Michael eventually shows up and kills a whole bunch of people and then traps Laurie in an abandon shed. The cops come, and then the fake Dr. Loomis shows up too. Michael kills Loomis, and then the cops shoot Michael. Laurie takes a break from the chat she was having in her head with her mom and ten-year-old Michael long enough to help out the cops and stab Michael repeatedly in the chest, shrieking the entire time, as was par for the course. After that, Laurie comes out of the shed wearing Michael’s mask (obviously) and then the scene transitions to Laurie sitting in a psych ward grinning at a vision of the mom and the horse.

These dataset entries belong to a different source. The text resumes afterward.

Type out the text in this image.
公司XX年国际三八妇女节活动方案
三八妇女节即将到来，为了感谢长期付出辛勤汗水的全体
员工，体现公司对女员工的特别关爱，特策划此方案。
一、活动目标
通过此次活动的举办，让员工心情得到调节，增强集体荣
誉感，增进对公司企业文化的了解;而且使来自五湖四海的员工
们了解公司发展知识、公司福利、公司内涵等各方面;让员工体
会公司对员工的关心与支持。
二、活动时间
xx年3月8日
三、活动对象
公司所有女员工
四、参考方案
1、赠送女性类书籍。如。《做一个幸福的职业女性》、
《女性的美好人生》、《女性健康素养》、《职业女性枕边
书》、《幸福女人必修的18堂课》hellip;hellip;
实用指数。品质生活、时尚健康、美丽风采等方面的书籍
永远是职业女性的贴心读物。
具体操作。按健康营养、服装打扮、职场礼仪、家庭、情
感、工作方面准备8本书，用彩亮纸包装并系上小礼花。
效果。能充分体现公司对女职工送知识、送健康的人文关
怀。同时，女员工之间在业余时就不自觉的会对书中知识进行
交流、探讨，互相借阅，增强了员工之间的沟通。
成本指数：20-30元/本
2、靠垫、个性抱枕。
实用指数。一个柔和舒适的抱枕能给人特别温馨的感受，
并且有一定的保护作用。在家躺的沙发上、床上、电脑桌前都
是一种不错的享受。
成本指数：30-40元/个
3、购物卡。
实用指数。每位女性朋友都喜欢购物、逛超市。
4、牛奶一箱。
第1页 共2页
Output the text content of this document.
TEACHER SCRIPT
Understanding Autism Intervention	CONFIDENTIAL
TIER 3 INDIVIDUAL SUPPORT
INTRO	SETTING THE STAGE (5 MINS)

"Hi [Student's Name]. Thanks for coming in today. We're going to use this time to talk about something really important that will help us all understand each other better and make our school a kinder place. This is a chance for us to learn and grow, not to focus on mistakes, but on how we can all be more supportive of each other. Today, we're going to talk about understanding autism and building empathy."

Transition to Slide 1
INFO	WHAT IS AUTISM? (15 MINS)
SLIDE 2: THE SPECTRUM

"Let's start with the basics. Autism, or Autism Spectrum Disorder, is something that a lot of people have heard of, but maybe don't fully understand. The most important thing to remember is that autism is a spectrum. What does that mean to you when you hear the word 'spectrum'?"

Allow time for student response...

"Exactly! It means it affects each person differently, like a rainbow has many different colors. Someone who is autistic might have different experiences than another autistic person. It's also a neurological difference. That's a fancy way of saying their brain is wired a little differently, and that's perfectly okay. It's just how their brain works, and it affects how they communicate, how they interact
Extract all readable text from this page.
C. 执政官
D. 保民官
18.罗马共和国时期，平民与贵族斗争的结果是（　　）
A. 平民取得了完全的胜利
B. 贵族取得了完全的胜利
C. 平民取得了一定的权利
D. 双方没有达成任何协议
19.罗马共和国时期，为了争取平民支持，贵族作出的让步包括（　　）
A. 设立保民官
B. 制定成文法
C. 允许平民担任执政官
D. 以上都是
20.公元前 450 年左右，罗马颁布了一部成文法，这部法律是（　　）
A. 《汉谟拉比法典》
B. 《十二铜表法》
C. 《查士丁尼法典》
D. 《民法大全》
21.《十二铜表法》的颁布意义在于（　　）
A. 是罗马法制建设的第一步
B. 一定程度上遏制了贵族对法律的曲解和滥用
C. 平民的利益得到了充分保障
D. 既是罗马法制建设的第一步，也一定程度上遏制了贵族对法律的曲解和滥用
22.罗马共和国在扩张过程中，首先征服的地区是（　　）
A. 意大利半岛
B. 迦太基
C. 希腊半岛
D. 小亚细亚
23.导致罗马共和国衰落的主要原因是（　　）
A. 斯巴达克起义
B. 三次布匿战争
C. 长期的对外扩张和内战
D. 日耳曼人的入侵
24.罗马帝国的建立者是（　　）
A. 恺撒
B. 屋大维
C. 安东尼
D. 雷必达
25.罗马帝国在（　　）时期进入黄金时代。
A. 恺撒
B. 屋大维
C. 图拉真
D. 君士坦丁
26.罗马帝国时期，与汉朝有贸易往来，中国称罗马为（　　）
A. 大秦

In closing, I’ve got to hand it to Rob Zombie. It isn’t easy producing and directing the worst film ever made, but he’s managed to do it. We can only hope that he learned from this and promises to never expose society to a similar atrocity again.
Buy or stream Halloween II (shudder) from Amazon
So enough about that fiasco. Let’s end on a positive note. I’ve got to say I had a lot of fun doing this review and maybe I’ll do it again with another series next year. Have a Happy Halloween. I hope you watch lots of scary movies tonight and eat nothing but popcorn and candy. I know that’s my plan.